Hello, I wanted to follow up regarding my previous post here.
I am running DeepStream on many cameras, and I would like to estimate how many cameras I can safely process.
I am using an NVIDIA RTX A2000 12GB. According to your previous post, I can expect to be able to decode half of the H265 streams that can be decoded by an A10. According to data from Nvidia can be found [here] (Video Codec SDK | NVIDIA Developer), I would be able to decode 162 / 2 = 81 1080 30p H265 streams.
I would like to understand if running a DeepStream pipeline (AI models) on the GPU affect the number of cameras that can be supported. Should I expect the GPU to be able to decode a lower number of cameras?

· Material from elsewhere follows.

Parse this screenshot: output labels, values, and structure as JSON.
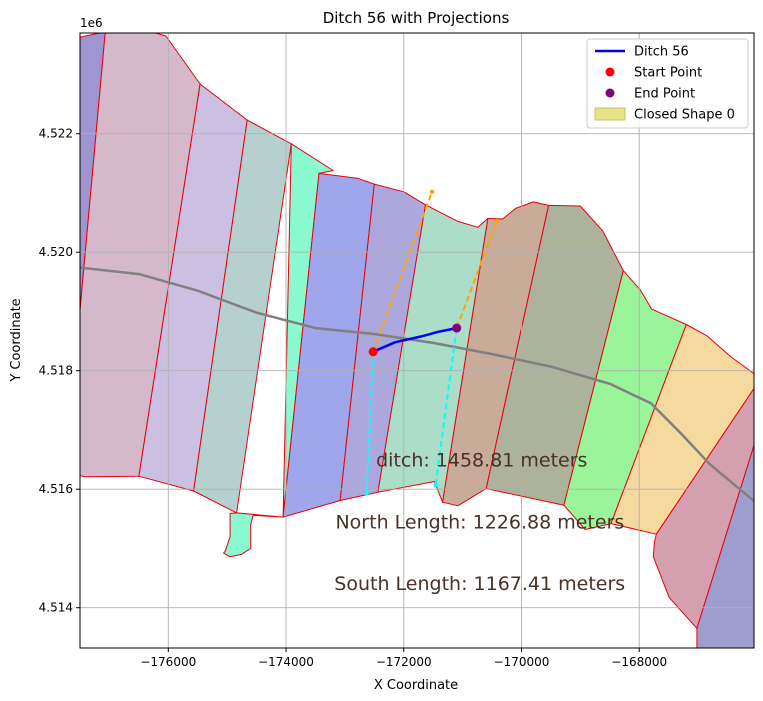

Are there any components of the GPU that are shared between the NVDEC chip and other parts of the GPU used for inference leading to potential conflicts on resources and therefore reducing the resources available to decode video streams?
The NVDEC units are completely separate and shouldn’t directly affect inference. However, other factors such as memory bandwidth, compute overhead, or context switching can impact performance, especially if you’re decoding the maximum number of streams.
The camera number depends on your DeepStream pipeline. Hardware decoder is not the only factor to affect the pipeline performance. E.G. When you set up an inference pipeline, the video should be processed(scaling, format conversion, dewarping …etc) to the format which the model can accept, so the GPU will be used to process the video and do the inferencing. The model’s output should be processed to the data the user want(E.G. drawing the bboxes on the video). The ethernet bandwidth will also affect the performance when you use network streams such as RTSP, HTTP,… as the input sources.
So the performance of the DeepStream pipeline is decided by all the components used in the pipeline. The hardware video decoder is just a part of them.
Currently I have a pipeline that can decode 64 720p H264 streams using the CPU. I want to run the same pipeline on H265 streams and decoding using NVDEC.
The pipeline runs fine with 64 720p H265 streams decoded with NVDEC. The output for nvidia-smi in this second case is:
We can see the sm column being at 100% when using 1080p streams. However, at the same time, the pipeline is running slower - it’s processing less frames per second. Does video decoding on the GPU use streaming multiprocessors? I wasn’t expecting this to happen since my understanding is that NVDEC is a dedicated component.
So decoding the video using the GPU should not affect the sm usage? I am surprised because the only thing that changed between the two tests was the resolution of the video streams.